Book review:
‘Bury My Heart’ in Sinhala
During the height of Vietnam War and the Civil Rights Movement in
America, an American librarian wrote a book. Being the first book
written from the perspective of the Indigenous people of America who
were known as Indians or Red Indians, it was a groundbreaking
publication in its time. It changed the world view about the Native
Americans who were mentioned as savages by American historians who
chronicled the American history.
By the time Dee Brown’s Bury my Heart at Wounded Knee came out in
1970, Native Americans who survived many genocides committed by the
Euro-Americans had been removed from their original habitats and were
confined to the land areas known as reservations.
They had been denied their freedom of movement, their livelihood-
hunting, freedom to practice their ancient religion, freedom to
communicate in their own languages and freedom to bring up their
offspring within their tribal families.
In popular culture they were viewed as wicked and whooping warriors
and sometimes friendly farmers in Thanks Giving Day ceremonies .These
ceremonies were held by the European settlers to give thanks to God for
guiding them safely to the New World, which is America.
Dee Brown changed this view.
He uses a number of references to write the book. American Congress
council records, reports of the treaties signed between the US
government and the Native American tribes, records of the meetings of
the two parties before the treaty signing, autobiographies and firsthand
descriptions, reports in contemporary Journals which were obscure and
did not have much circulation, to document a history of a people who
were demoralized and defeated.
Brown’s focus is on the thirty year span of history between 1860 and
1890. Beginning with the removal of five Native American tribes at
gunpoint from their habitats to an arid and most inhospitable land area
near New Mexico, in 1864, ending thirty years later with the massacre of
350 Indian men women and children at Wounded Knee South Dacota, Brown
tells how the American Indians lost their land and culture to an
expanding white people.
When the book came among the American readers some 80 years after the
last massacre at Wounded Knee, many US citizens were already feeling
guilty about their government’s involvement in the Vietnam War. With his
book Brown focuses attention on another national disgrace- extermination
of the natives of the land. He depicts in detail, the US government’s
grabbing of Native Americans’ lands by using mix of threats, deception
and murder, its attempts to crush the indigenous culture.

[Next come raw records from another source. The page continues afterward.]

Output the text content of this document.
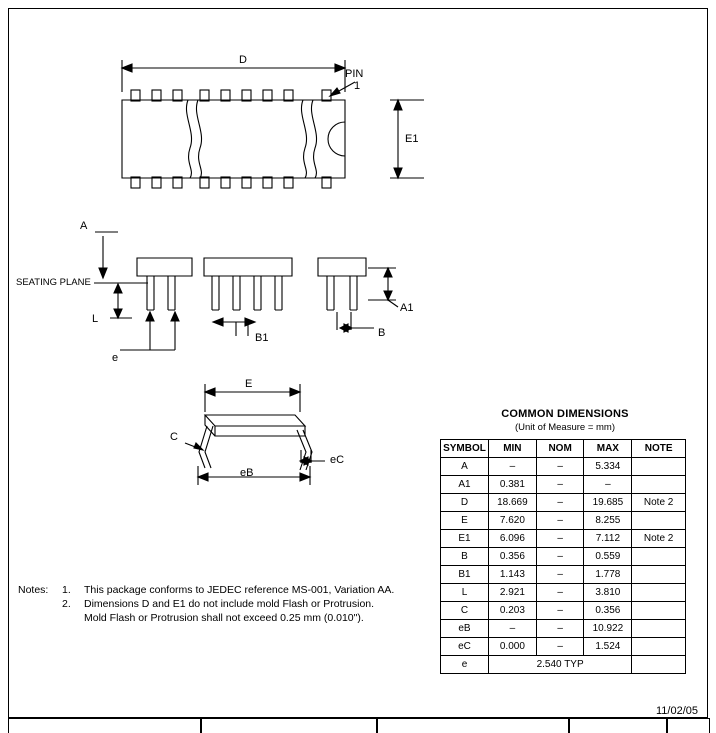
D
PIN
1
E1
A
SEATING PLANE
A1
L
e
B1	B
E
C
eB
eC
Notes:	1.	This package conforms to JEDEC reference MS-001, Variation AA.
2.	Dimensions D and E1 do not include mold Flash or Protrusion.
Mold Flash or Protrusion shall not exceed 0.25 mm (0.010").
COMMON DIMENSIONS
(Unit of Measure = mm)
SYMBOL	MIN	NOM	MAX	NOTE
A	–	–	5.334	
A1	0.381	–	–	
D	18.669	–	19.685	Note 2
E	7.620	–	8.255	
E1	6.096	–	7.112	Note 2
B	0.356	–	0.559	
B1	1.143	–	1.778	
L	2.921	–	3.810	
C	0.203	–	0.356	
eB	–	–	10.922	
eC	0.000	–	1.524	
e	2.540 TYP			
11/02/05
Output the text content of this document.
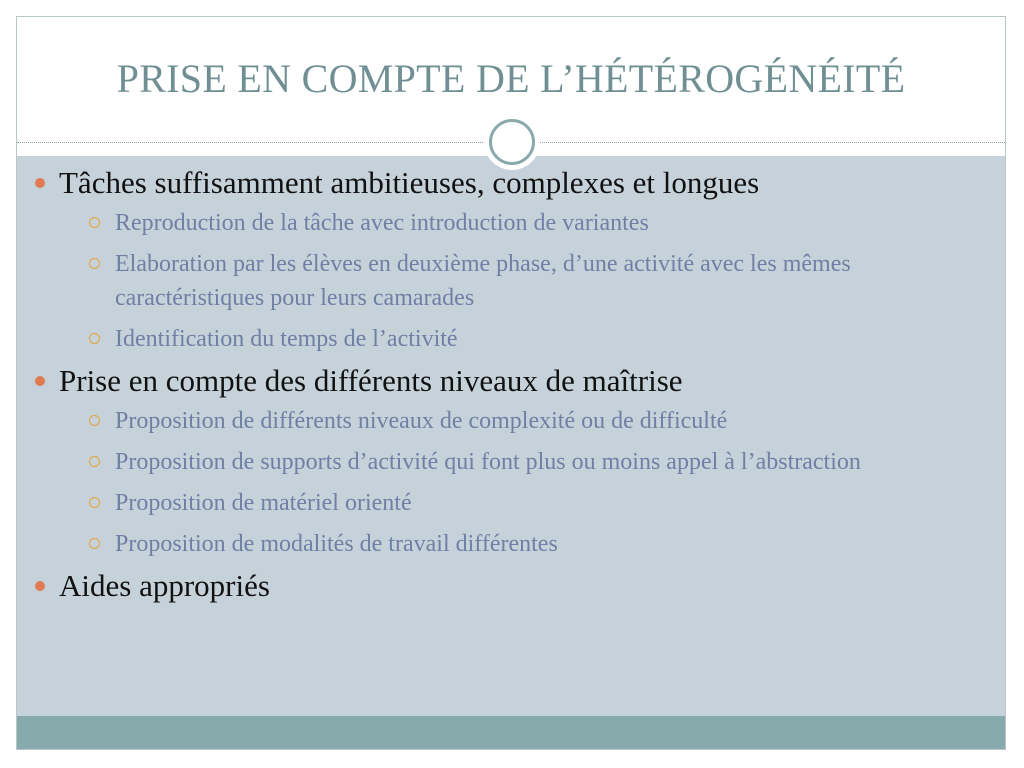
PRISE EN COMPTE DE L’HÉTÉROGÉNÉITÉ
Tâches suffisamment ambitieuses, complexes et longues
Reproduction de la tâche avec introduction de variantes
Elaboration par les élèves en deuxième phase, d’une activité avec les mêmes caractéristiques pour leurs camarades
Identification du temps de l’activité
Prise en compte des différents niveaux de maîtrise
Proposition de différents niveaux de complexité ou de difficulté
Proposition de supports d’activité qui font plus ou moins appel à l’abstraction
Proposition de matériel orienté
Proposition de modalités de travail différentes
Aides appropriés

The acts were justified by the theory of Manifest Destiny, which
stated that European settlers turned US citizens had a god-given right
to own the land and its wealth from the natives.
Each chapter tells the plight of a different Native American tribe in
a different region of the continent. But with each tribe in each region
the story is familiar; when valuable natural resources are discovered on
Native American land, the US government agents are sent out to negotiate
with the Indians for the rights of the land. They force the Indians to
sign a treaty that guarantees the Indians land and supplies in exchange
for their compliance.
When Americans discover more wealth in the new Indian land, the
Indians are forced often at gunpoint to sign a new treaty ceding their
new land to relocate to smaller land areas known as reservations.
Eventually the desperate and angry Indians attack the soldiers who have
been sent to enforce the treaties that the tribal chiefs have signed.
The US soldiers attack the Indian villages, burning houses, murdering
men women and children. Sometimes they would preserve the corpses of
notable Indians and exhibit them at carnivals and fairs.
At the end, the massacre at Wounded Knee breaks the Indians’ will to
retaliate anymore.
This epoch-making book is a scathing indictment of the US government,
its army and the American people at a particular period of American
history.
It fully documents the systematic destruction, the slow inexorable
holocaust of the indigenous American during the second half of the 19th
century. And it tells the story of what the US was built on.
Translated into almost every language of the West, now Bury My Heart
at Wounded Knee is available in Sinhala translation as a Wijesooriya
Grantha Kendraya publication titled Ma Hada Sangavan Wounded Knee ye.